ByteDance, the Chinese parent company of TikTok, has filed a petition Tuesday evening with the D.C. Circuit Court of Appeals, challenging an Aug. 14 order from the Trump administration requiring the video-sharing app to be divested by Thursday.
Tiktok said in a statement on Twitter that despite engaging with the Committee on Foreign Investment in the United States in good faith to address its national security concerns, there has been “no substantive feedback” on its “extensive data privacy and security framework” from President Trump following preliminary approval on a sale of its U.S. operations to software giant Oracle and retail giant Walmart in September.
“Facing continual new requests and no clarity on whether our proposed solutions would be accepted, we requested the 30-day extension that is expressly permitted in the August 14 order,” Tikok said.”With the November 12th CFIUS deadline imminent and without an extension in hand, we have no choice but to file a petition in court to defend our rights and those of our more than 1,500 employees in the U.S.”
“We remain committed to working with the administration -as we have all along- to resolve the issued it has raised, but our legal challenge today is a protection to ensure these discussions can take place,” the platform added.
In its court filing, ByteDance said it submitted a fourth proposal on Friday that contemplated addressing U.S. national security concerns “by creating a new entity, wholly owned by Oracle, Walmart and existing U.S. investors in ByteDance, that would be responsible for handling TikTok’s U.S. user data and content moderation.”

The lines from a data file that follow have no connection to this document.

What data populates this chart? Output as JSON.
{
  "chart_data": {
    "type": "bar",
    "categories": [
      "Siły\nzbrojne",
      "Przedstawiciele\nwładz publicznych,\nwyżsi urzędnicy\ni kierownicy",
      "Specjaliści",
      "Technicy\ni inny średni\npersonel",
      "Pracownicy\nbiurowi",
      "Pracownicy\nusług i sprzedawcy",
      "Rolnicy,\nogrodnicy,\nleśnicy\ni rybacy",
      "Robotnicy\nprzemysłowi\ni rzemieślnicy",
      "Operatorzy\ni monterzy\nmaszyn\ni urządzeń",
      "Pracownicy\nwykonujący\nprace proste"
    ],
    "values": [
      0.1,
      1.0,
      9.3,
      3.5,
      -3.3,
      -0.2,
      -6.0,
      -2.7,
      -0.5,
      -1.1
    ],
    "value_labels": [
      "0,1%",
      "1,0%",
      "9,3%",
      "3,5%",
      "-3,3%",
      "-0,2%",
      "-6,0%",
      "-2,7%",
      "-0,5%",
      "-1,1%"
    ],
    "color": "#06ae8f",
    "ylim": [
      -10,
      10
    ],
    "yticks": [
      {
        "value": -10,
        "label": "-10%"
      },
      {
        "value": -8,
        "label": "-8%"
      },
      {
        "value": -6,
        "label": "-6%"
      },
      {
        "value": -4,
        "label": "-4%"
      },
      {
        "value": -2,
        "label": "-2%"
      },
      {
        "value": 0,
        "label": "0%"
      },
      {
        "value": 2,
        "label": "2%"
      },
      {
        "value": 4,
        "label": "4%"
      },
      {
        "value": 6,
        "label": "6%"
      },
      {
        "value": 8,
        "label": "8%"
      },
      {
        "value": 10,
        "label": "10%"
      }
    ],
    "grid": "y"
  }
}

The company noted that it plans to file a request “to stay enforcement of the Divestment order only if discussions reach an impasse and the government indicates an intent to take action to enforce the order.”
The petition names President Trump, Attorney General William Barr, Treasury Secretary Steven Mnuchin and CFIUS.
ByteDance and TikTok allege that a July 30 CFIUS action and the Trump administration’s order that followed “seek to compel the wholesale divestment of TikTok” based on the government’s “purported national security review” of the company’s 2017 acquisition of U.S. social media app Musical.ly, which ByteDance argues does not “include the core technology or other aspects of the TikTok business that have made it successful.”
The company claims CFIUS “rejected ByteDance’s mitigation proposals and had not identified adequate mitigation measures, without any explanation of the basis for that determination” and that the matter was then referred to President Trump “without affording ByteDance a meaningful opportunity to respond to CFIUS’s determination to reject mitigation.”
“While Treasury officials expressed their intent to conclude that the agency had concerns, CFIUS itself never informed ByteDance of its concerns prior to announcing the CFIUS action on July 30 and did not provide any explanation for its determination that the purported national security risks could not be adequately mitigated other than through complete divestiture,” ByteDance wrote. “Moreover, CFIUS’s determination concluding CFIUS’s action was issued only a few hours before the referral to the President, precluding ByteDance from a meaningful opportunity to respond.”
ByteDance argues that CFIUS chose “harshest measure available under the statute…without considering alternatives, trying to craft a narrower solution, or providing a cogent explanation of why divestiture was justified over such alternatives.”
In addition, Bytedance claims CFIUS violated the Administrative Procedure Act for failing to “adequately explain its decision” and for not taking into account “alternative mitigation proposals submitted by petitioners” and that due process rights under the Fifth Amendemnt were violated as a result of the committee’s “rejection of mitigation, truncation of its review and investigation, and referral of the matter to the President, and the manner in which the Divestment Order was issued.”
The White House and the Treasury Department declined to comment. Representatives for CFIUS and the Department of Justice did not immediately return FOX Business’ requests for comment.